The initiative is not limited to perfecting procedures: it redefines the balance between authority and citizen in favor of power. And it does so at a time when the Executive is concentrating more and more faculties, following reforms to elect judges and ministers by popular vote and the reduction of institutional counterweights. The authoritarian face of the State is revealed.
The most worrying aspect is not the procedural technicalities, but the vision of the State that underlies them. A State that limits access to amparo, that conditions suspension, that postpones tax justice, and that relativizes the obligation to comply with sentences is a State that assumes authoritarian traits.
The message is clear: large infrastructure projects, fiscal decisions, and public policies should not be stopped or questioned by uncomfortable judges or by citizens claiming their rights. In other words, the initiative seeks to shield power from judicial scrutiny.
Constitutional history teaches that every time the amparo is weakened, authoritarianism is strengthened. This happened during the Porfiriato, when federal justice was complicit with the regime; and it was attempted in post-revolutionary Mexico, when the availability of amparo was restricted to consolidate presidential hegemony. Today, under the banner of the Fourth Transformation, history is repeating itself.
What is at stake is not minor, nor can it be compensated with checks or scholarships from the Bienestar program.
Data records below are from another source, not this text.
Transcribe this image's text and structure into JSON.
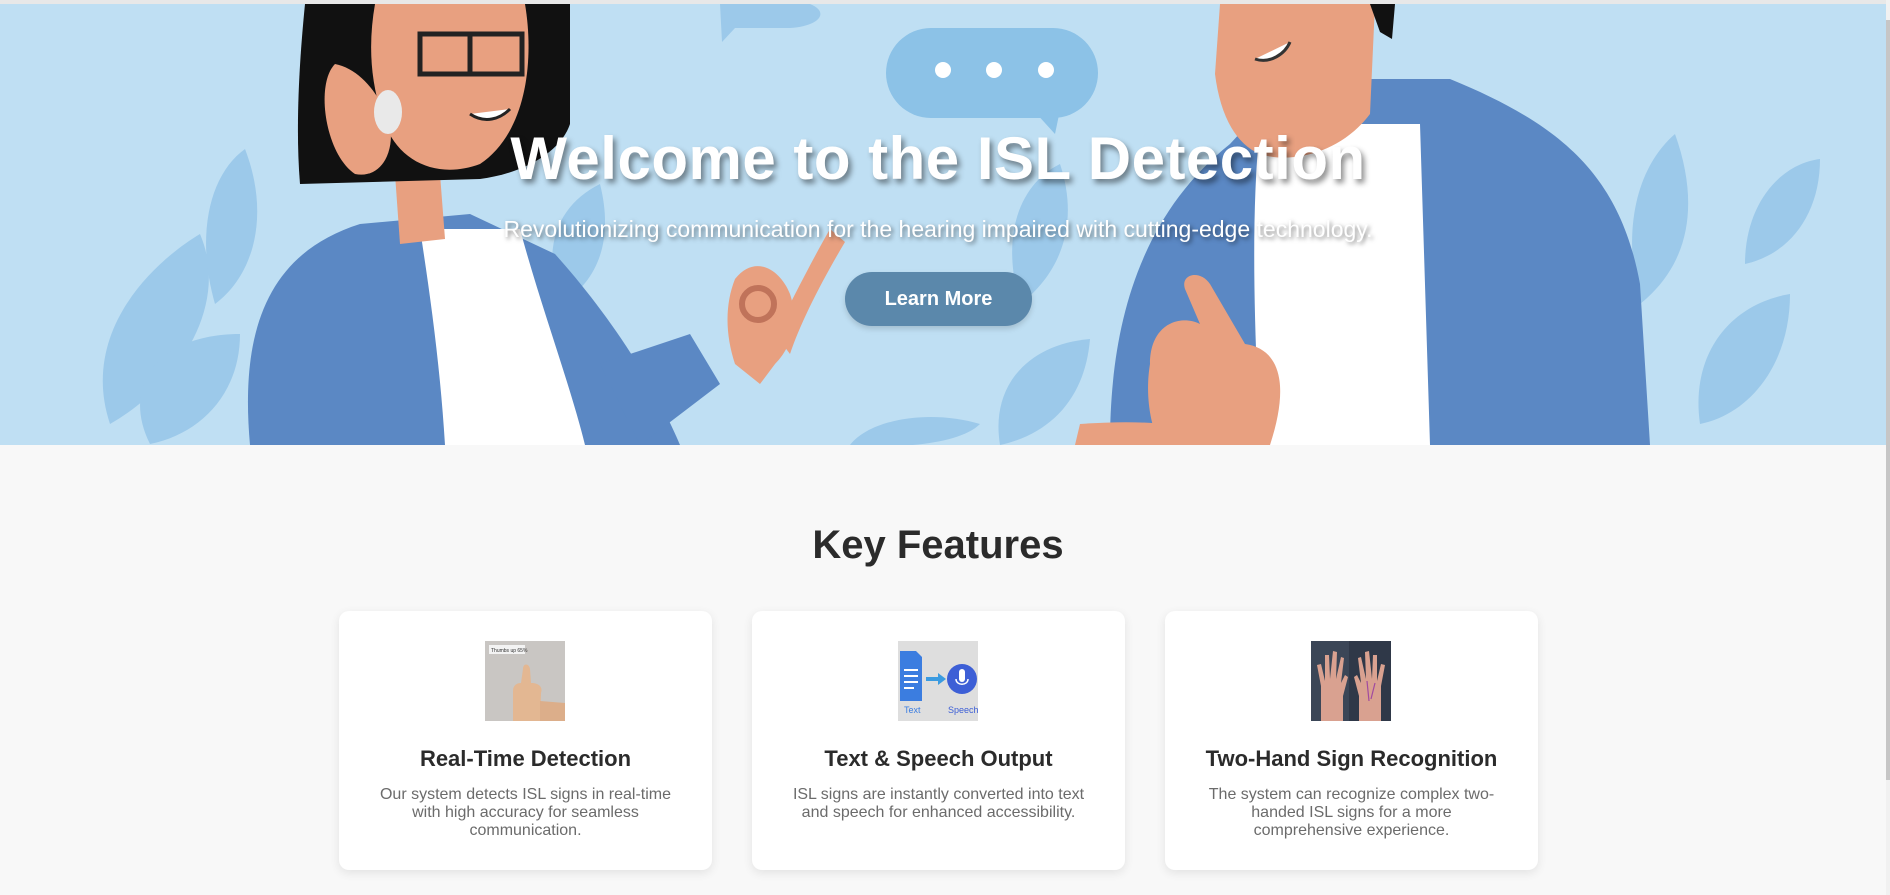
{
  "hero": {
    "title": "Welcome to the ISL Detection",
    "subtitle": "Revolutionizing communication for the hearing impaired with cutting-edge technology.",
    "cta_label": "Learn More"
  },
  "features": {
    "title": "Key Features",
    "cards": [
      {
        "heading": "Real-Time Detection",
        "description": "Our system detects ISL signs in real-time with high accuracy for seamless communication.",
        "image_caption": "Thumbs up 65%"
      },
      {
        "heading": "Text & Speech Output",
        "description": "ISL signs are instantly converted into text and speech for enhanced accessibility.",
        "image_text_label": "Text",
        "image_speech_label": "Speech"
      },
      {
        "heading": "Two-Hand Sign Recognition",
        "description": "The system can recognize complex two-handed ISL signs for a more comprehensive experience."
      }
    ]
  },
  "colors": {
    "hero_background": "#bfdff3",
    "cta_background": "#5b88ab",
    "jacket_blue": "#5b88c4",
    "skin": "#e8a080"
  }
}
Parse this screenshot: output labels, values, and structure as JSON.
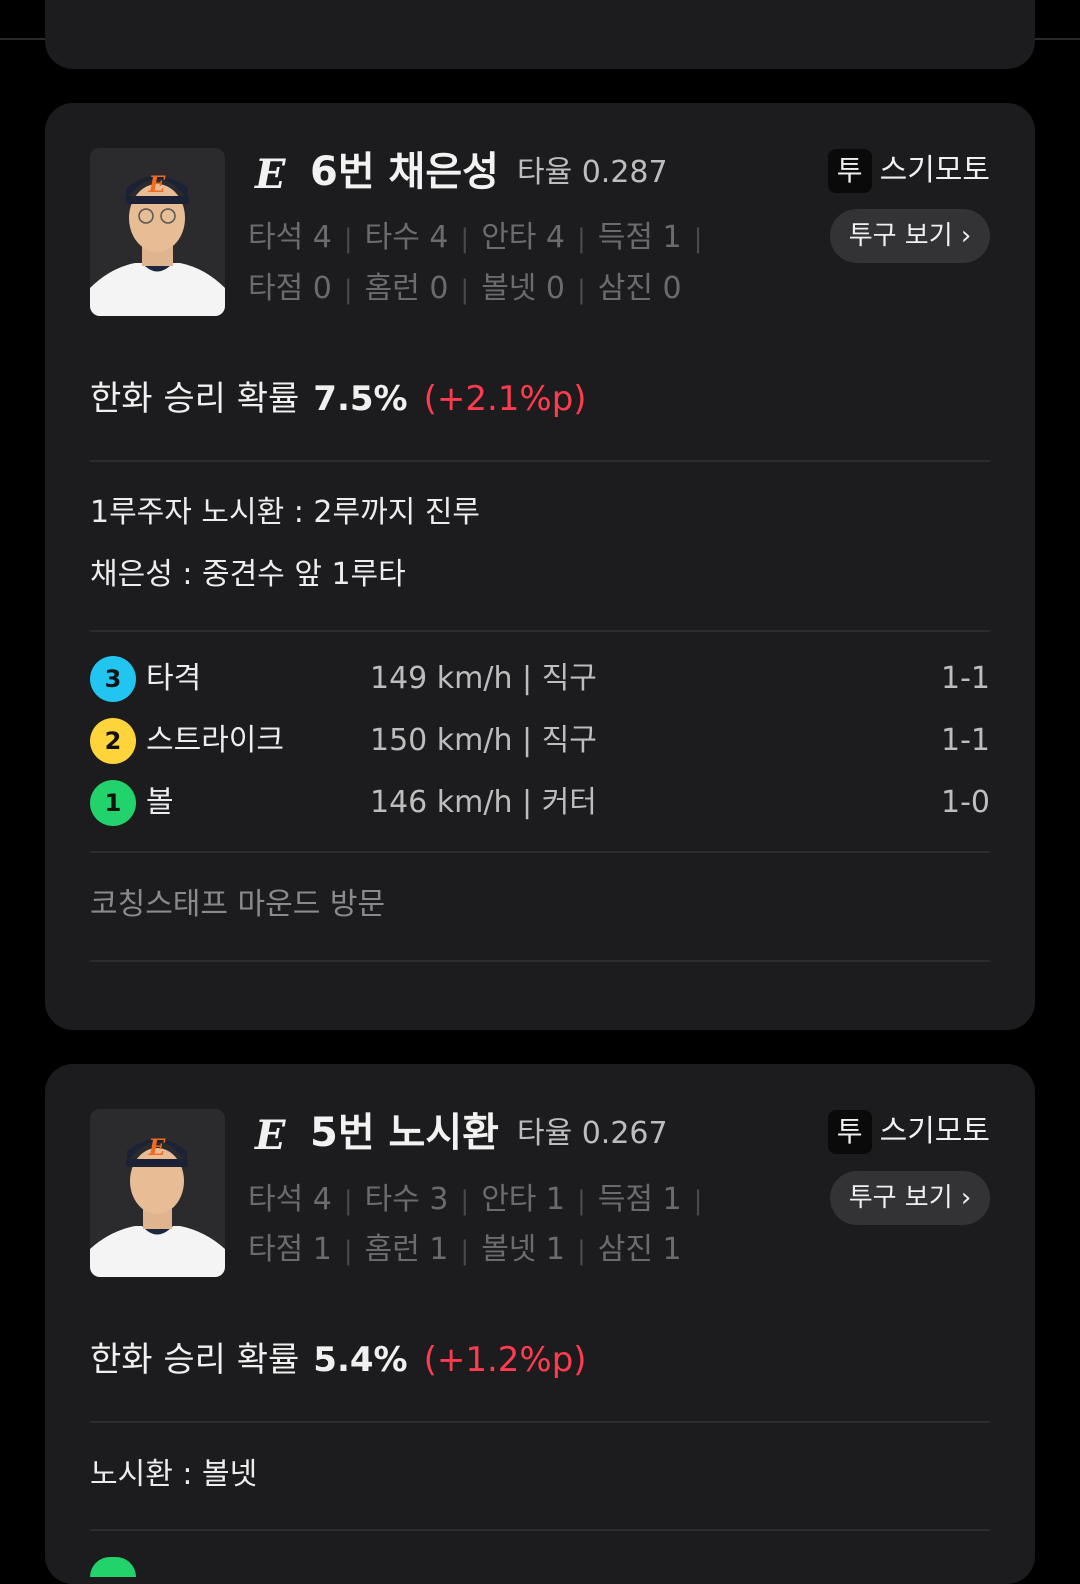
{
  "colors": {
    "background": "#000000",
    "card": "#1c1c1e",
    "delta_positive": "#ff3b4e",
    "pitch_cyan": "#22c4f0",
    "pitch_yellow": "#ffd43b",
    "pitch_green": "#22d36b"
  },
  "cards": [
    {
      "team_logo": "E",
      "player_name": "6번 채은성",
      "avg_label": "타율 0.287",
      "pitcher_badge": "투",
      "pitcher_name": "스기모토",
      "pitch_button": "투구 보기 ›",
      "stats_line1": [
        "타석 4",
        "타수 4",
        "안타 4",
        "득점 1"
      ],
      "stats_line2": [
        "타점 0",
        "홈런 0",
        "볼넷 0",
        "삼진 0"
      ],
      "win_label": "한화 승리 확률",
      "win_pct": "7.5%",
      "win_delta": "(+2.1%p)",
      "plays": [
        "1루주자 노시환 : 2루까지 진루",
        "채은성 : 중견수 앞 1루타"
      ],
      "pitches": [
        {
          "num": "3",
          "result": "타격",
          "speed": "149 km/h | 직구",
          "count": "1-1",
          "color": "#22c4f0"
        },
        {
          "num": "2",
          "result": "스트라이크",
          "speed": "150 km/h | 직구",
          "count": "1-1",
          "color": "#ffd43b"
        },
        {
          "num": "1",
          "result": "볼",
          "speed": "146 km/h | 커터",
          "count": "1-0",
          "color": "#22d36b"
        }
      ],
      "event": "코칭스태프 마운드 방문"
    },
    {
      "team_logo": "E",
      "player_name": "5번 노시환",
      "avg_label": "타율 0.267",
      "pitcher_badge": "투",
      "pitcher_name": "스기모토",
      "pitch_button": "투구 보기 ›",
      "stats_line1": [
        "타석 4",
        "타수 3",
        "안타 1",
        "득점 1"
      ],
      "stats_line2": [
        "타점 1",
        "홈런 1",
        "볼넷 1",
        "삼진 1"
      ],
      "win_label": "한화 승리 확률",
      "win_pct": "5.4%",
      "win_delta": "(+1.2%p)",
      "plays": [
        "노시환 : 볼넷"
      ]
    }
  ]
}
Sheinbaum's initiative is not a simple procedural reform: it is a redefinition of the model of constitutional justice in Mexico.
At stake are the right of access to justice; the effectiveness of precautionary measures, key to preventing irreparable damage; the binding force of amparo sentences, which could be diluted into inoperability; and the protection of collective interests, increasingly relevant in a country marked by environmental, health, and transparency crises.
The amparo trial must be defended; it does not belong to a government, nor to a party, nor to a president. It is the democratic patrimony of Mexicans, a historical conquest of generations that fought against the abuse of power. To limit it is to limit citizenship itself.
The initiative is disguised as modernization, but in reality, it represents a dangerous step backward. If approved without substantial changes, it would consolidate a model of constitutional justice subordinated to the Executive, the exact opposite of what a modern democracy demands.
Now more than ever, it is up to civil society, academia, bar associations, and the judges themselves to raise their voices. This is not about legal technicalities: it is about deciding what country we want to live in. One where the citizen can look the State in the eye, with the certainty that there is a judge to protect them; or one where the authority always has the last word, even at the expense of the Constitution.